Sulaiman is the highest-ranking Abu Sayyaf commander killed by American-backed troops. Washington had offered up to $5 million for his capture.

One former American hostage, Gracia Burnham, said in a statement that Sulaiman now faces judgment by God.

“Based on the six months I had close contact with Sulaiman during our year of captivity, I would say he was the most dangerous of the Abu Sayyaf leaders because he was filled with hate,” she said.

She and her husband, Martin, were held hostage by Abu Sayyaf for more than a year before he was killed and she died in the rescue effort that freed her.

“Martin and Sulaiman had long talks about their beliefs and beliefs in general while we were in the jungle, so today my heart is filled with sadness for Sulaiman because his next step is to face almighty God to be judged,” she said.

Matthew Lussenhop, a spokesman for the American Embassy in Manila, congratulated the Philippine government, describing Sulaiman’s killing as “a major success.”

In a separate operation, the alleged leader of another Al Qaeda-linked terror group was arrested in the southern Philippines, said Chief Superintendent Jose Goltiao, police director of an autonomous Muslim region.

The suspect, Kule Mamagong, is accused of plotting an October bombing outside the municipal hall in the city of Makilala, which killed eight and left dozens wounded.

Goltiao said Mamagong was a local member of the Al Qaeda-linked Jemaah Islamiyah, blamed for the October 2002 bombings in Bali, Indonesia, which killed 202.

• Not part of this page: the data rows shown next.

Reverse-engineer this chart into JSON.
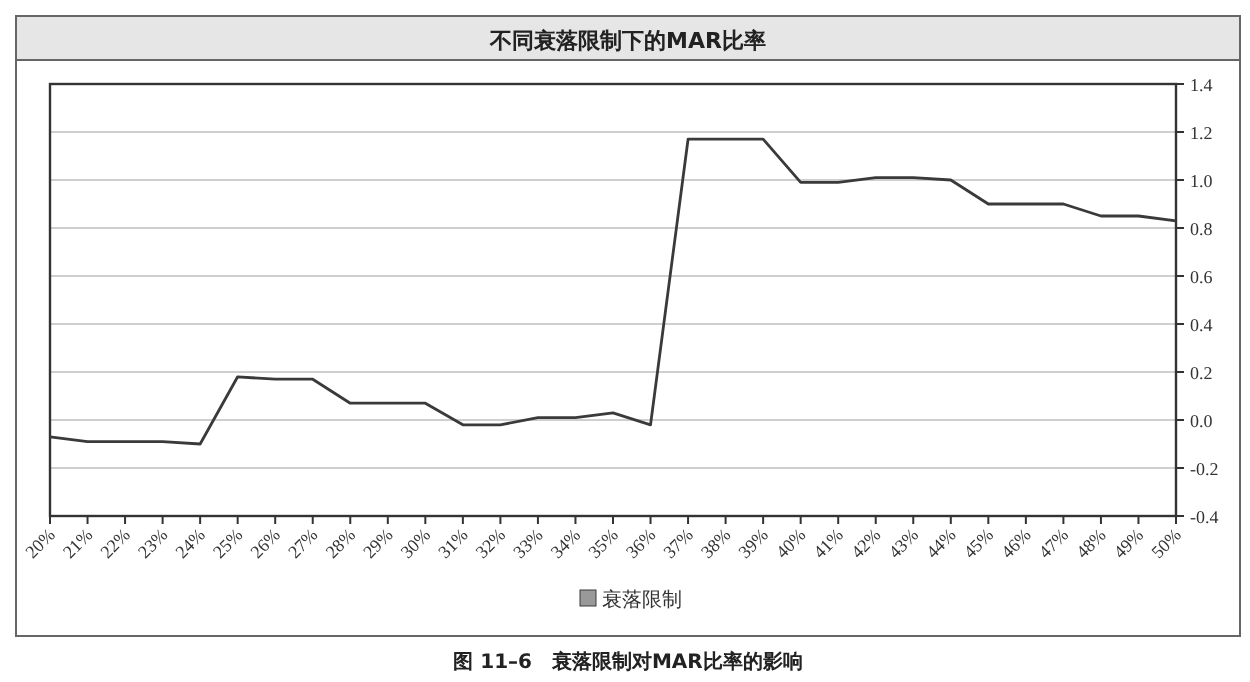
{
  "chart_data": {
    "type": "line",
    "title": "不同衰落限制下的MAR比率",
    "categories": [
      "20%",
      "21%",
      "22%",
      "23%",
      "24%",
      "25%",
      "26%",
      "27%",
      "28%",
      "29%",
      "30%",
      "31%",
      "32%",
      "33%",
      "34%",
      "35%",
      "36%",
      "37%",
      "38%",
      "39%",
      "40%",
      "41%",
      "42%",
      "43%",
      "44%",
      "45%",
      "46%",
      "47%",
      "48%",
      "49%",
      "50%"
    ],
    "series": [
      {
        "name": "衰落限制",
        "color": "#3a3a3a",
        "values": [
          -0.07,
          -0.09,
          -0.09,
          -0.09,
          -0.1,
          0.18,
          0.17,
          0.17,
          0.07,
          0.07,
          0.07,
          -0.02,
          -0.02,
          0.01,
          0.01,
          0.03,
          -0.02,
          1.17,
          1.17,
          1.17,
          0.99,
          0.99,
          1.01,
          1.01,
          1.0,
          0.9,
          0.9,
          0.9,
          0.85,
          0.85,
          0.83
        ]
      }
    ],
    "ylim": [
      -0.4,
      1.4
    ],
    "yticks": [
      -0.4,
      -0.2,
      {
        "value": 0,
        "label": "0.0"
      },
      0.2,
      0.4,
      0.6,
      0.8,
      {
        "value": 1,
        "label": "1.0"
      },
      1.2,
      1.4
    ],
    "grid": "y",
    "legend": "bottom",
    "marker": "none",
    "line_style": "solid",
    "annotations": [
      "图 11–6　衰落限制对MAR比率的影响"
    ]
  }
}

Sulaiman allegedly helped plot a February 2004 bombing that triggered a ferry fire, killing 116 people in Southeast Asia’s second-worst terror attack.

But he was best known in America, perhaps, as the alleged mastermind of the kidnapping of the Burnhams, another American and Filipino tourists from a resort on the southeastern island of Palawan in 2001. The third American, Guillermo Sobero, was beheaded.

The kidnappings prompted Philippine authorities to allow the deployment of American troops in the southern Mindanao region to train and arm Filipino soldiers working to wipe out the resilient Abu Sayyaf.

Buddy Recio, a Filipino who was briefly held hostage by Abu Sayyaf in 2001, said Sulaiman provided an ideological inspiration to rebel recruits.

“His death means the loss of one master planner for the Abu Sayyaf,” Mr. Recio said. “I remember we couldn’t have small talk with that guy. It’s always about business or their ideology.”

On Tuesday, army forces raided Sulaiman’s camp, sparking a three-hour gunbattle through dense forests, said regional army spokesman Maj. Eugene Batara. Other insurgents escaped but troops are chasing them, Mr. Batara said.

The clash occurred between the army’s 8th Special Forces Company and about 60 Abu Sayyaf gunmen, about 590 miles south of Manila, Esperon said.

Villagers on the mountainous southern island of Jolo, a rebel informant and one of the wives of the slain rebel identified his body, Esperon said.

Esperon displayed a picture of the slain militant, then stood up to put an “x” across Sulaiman’s face in an American poster of most-wanted terror suspects.

Sulaiman’s death could set off retaliatory attacks, Esperon said, but that the military was ready to thwart any such assaults.

“I believe the activities of the Abu Sayyaf will go down considerably,” Esperon said.

Sulaiman, a 41-year-old civil engineer, joined the Moro National Liberation Front in 1996, but broke with the Muslim separatist group after it signed a peace accord with the government.

After working for a few years in Saudi Arabia building highways and buildings, police intelligence reports said, he returned home and joined the Abu Sayyaf in the late 1990s.

Having once been a builder, Sulaiman was asked by The Associated Press last year in a telephone interview why he would want to destroy.

He said their attacks were retribution for atrocities committed against Muslims worldwide. “I know that being once a builder of things would make me more efficient in destroying them,” he said.